Inference-time scaling strategies, particularly Monte Carlo Tree Search (MCTS), have significantly enhanced the reasoning capabilities of Large Language Models (LLMs). However, current approaches remain predominantly stateless, discarding successful reasoning patterns after each problem instance and failing to mimic the empirical accumulation of wisdom characteristic of human problem-solving. To bridge this gap, we introduce Empirical-MCTS, a dual-loop framework that transforms stateless search into a continuous, non-parametric learning process. The framework unifies local exploration with global memory optimization through two novel mechanisms: Pairwise-Experience-Evolutionary Meta-Prompting (PE-EMP) and a Memory Optimization Agent. PE-EMP functions as a reflexive optimizer within the local search, utilizing pairwise feedback to dynamically synthesize adaptive criteria and evolve meta-prompts (system prompts) in real-time. Simultaneously, the Memory Optimization Agent manages a global repository as a dynamic policy prior, employing atomic operations to distill high-quality insights across problems. Extensive evaluations on complex reasoning benchmarks, including AIME25, ARC-AGI-2, and MathArena Apex, demonstrate that Empirical-MCTS significantly outperforms both stateless MCTS strategies and standalone experience-driven agents. These results underscore the critical necessity of coupling structured search with empirical accumulation for mastering complex, open-ended reasoning tasks.

Figures (5)

• Figure 1: Concrete Instantiation of Empirical-MCTS Framework.

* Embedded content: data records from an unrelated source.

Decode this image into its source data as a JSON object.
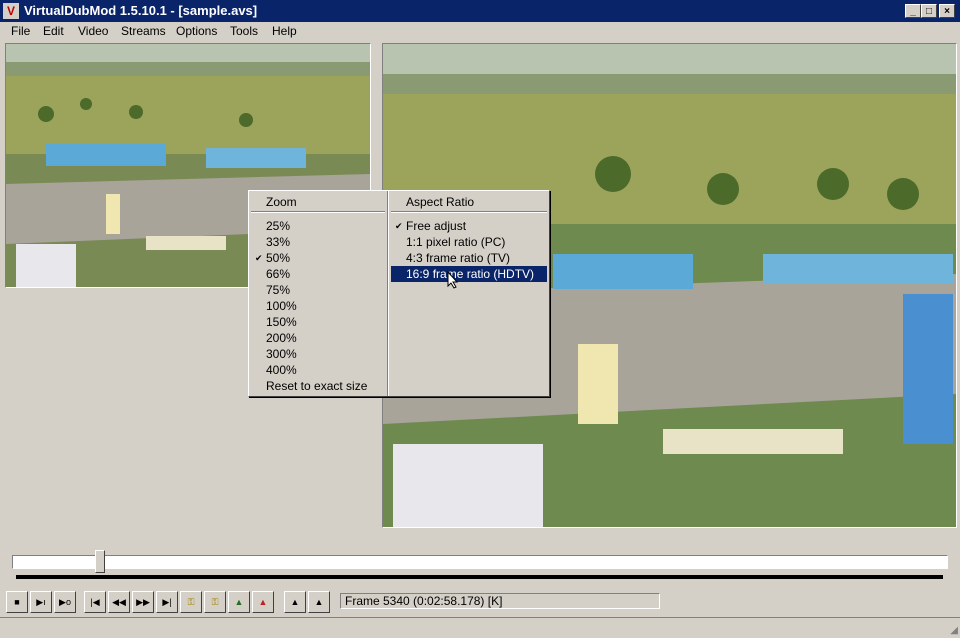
{
  "window": {
    "title": "VirtualDubMod 1.5.10.1 - [sample.avs]",
    "app_icon": "virtualdub-icon",
    "minimize": "_",
    "maximize": "□",
    "close": "×"
  },
  "menu": [
    "File",
    "Edit",
    "Video",
    "Streams",
    "Options",
    "Tools",
    "Help"
  ],
  "context_menu": {
    "zoom_header": "Zoom",
    "zoom_items": [
      "25%",
      "33%",
      "50%",
      "66%",
      "75%",
      "100%",
      "150%",
      "200%",
      "300%",
      "400%",
      "Reset to exact size"
    ],
    "zoom_checked": "50%",
    "aspect_header": "Aspect Ratio",
    "aspect_items": [
      "Free adjust",
      "1:1 pixel ratio (PC)",
      "4:3 frame ratio (TV)",
      "16:9 frame ratio (HDTV)"
    ],
    "aspect_checked": "Free adjust",
    "aspect_highlighted": "16:9 frame ratio (HDTV)"
  },
  "timeline": {
    "position_fraction": 0.09
  },
  "toolbar": {
    "buttons": [
      "stop-icon",
      "play-input-icon",
      "play-output-icon",
      "go-start-icon",
      "step-back-icon",
      "step-forward-icon",
      "go-end-icon",
      "prev-key-icon",
      "next-key-icon",
      "scene-back-icon",
      "scene-forward-icon",
      "mark-in-icon",
      "mark-out-icon"
    ],
    "status": "Frame 5340 (0:02:58.178) [K]"
  },
  "colors": {
    "title_bar": "#0a246a",
    "selection": "#0a246a",
    "face": "#d4d0c8"
  }
}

• Figure 2: Cost-Performance Pareto Frontier Analysis. We plot accuracy against inference cost for various models on MathArena Apex and ARC-AGI-2. The dashed blue line indicates the Pareto frontier, representing the optimal trade-off between cost and performance.

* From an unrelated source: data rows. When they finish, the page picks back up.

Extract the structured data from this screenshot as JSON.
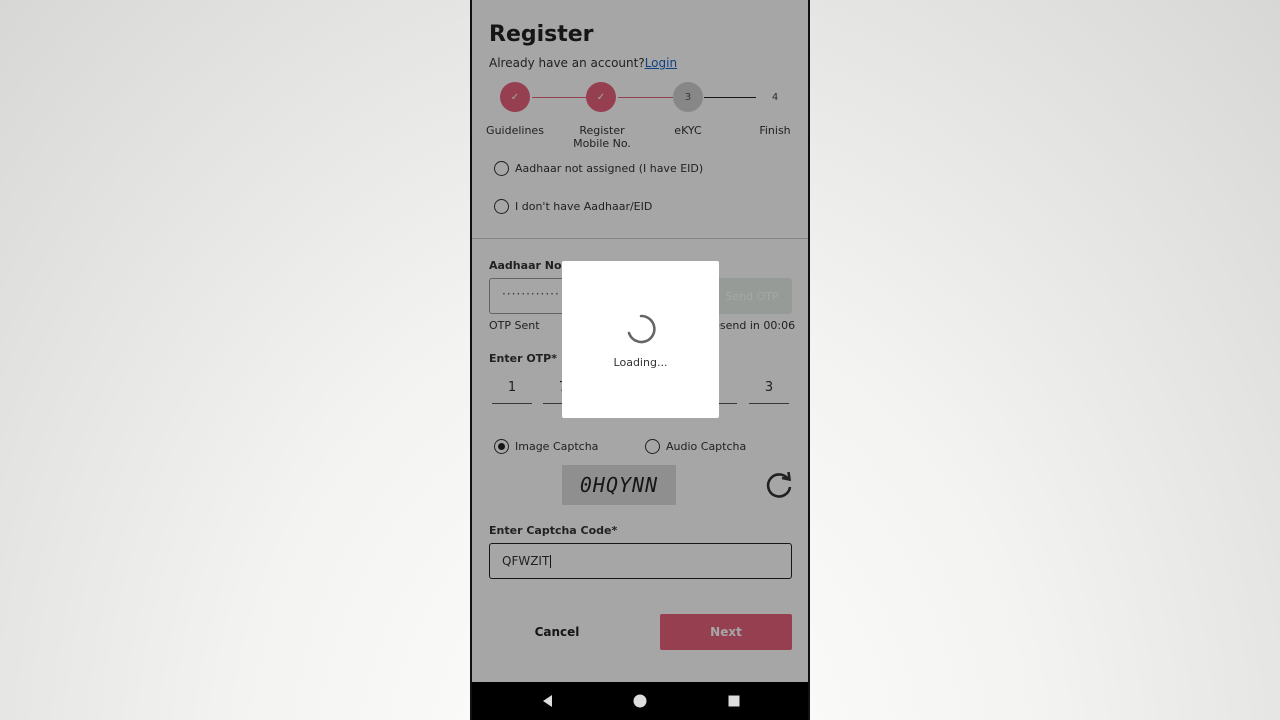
{
  "register": {
    "title": "Register",
    "subtitle_prefix": "Already have an account?",
    "login_link": "Login"
  },
  "steps": [
    {
      "label": "Guidelines",
      "state": "done",
      "marker": "✓"
    },
    {
      "label": "Register Mobile No.",
      "state": "done",
      "marker": "✓"
    },
    {
      "label": "eKYC",
      "state": "current",
      "marker": "3"
    },
    {
      "label": "Finish",
      "state": "todo",
      "marker": "4"
    }
  ],
  "options": {
    "aadhaar_not_assigned": "Aadhaar not assigned (I have EID)",
    "no_aadhaar": "I don't have Aadhaar/EID"
  },
  "aadhaar": {
    "label": "Aadhaar No.*",
    "value": "············",
    "otp_button": "Send OTP",
    "otp_sent": "OTP Sent",
    "resend": "Resend in 00:06"
  },
  "otp": {
    "label": "Enter OTP*",
    "first_digit": "1",
    "second_digit": "7",
    "last_digit": "3"
  },
  "captcha": {
    "image_option": "Image Captcha",
    "audio_option": "Audio Captcha",
    "image_text": "0HQYNN",
    "input_label": "Enter Captcha Code*",
    "input_value": "QFWZIT"
  },
  "actions": {
    "cancel": "Cancel",
    "next": "Next"
  },
  "loading": {
    "text": "Loading..."
  },
  "colors": {
    "accent": "#e5627d",
    "link": "#1a63c8"
  }
}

• Figure 3: Ablation study on AIME25 using gpt-oss-120b.
• Figure 4: Growth of empirical memory repository during search. The number of distilled experiences increases monotonically with rollout count (0 $\rightarrow$ 8), enabling progressive policy refinement across problem instances.
• Figure 5: Performance vs. accumulated experiences on AIME25. The full framework (red) demonstrates a strong positive correlation between experience count and accuracy, while ablated variants show limited improvement (yellow). Baseline performance shown as horizontal reference line (56.7%).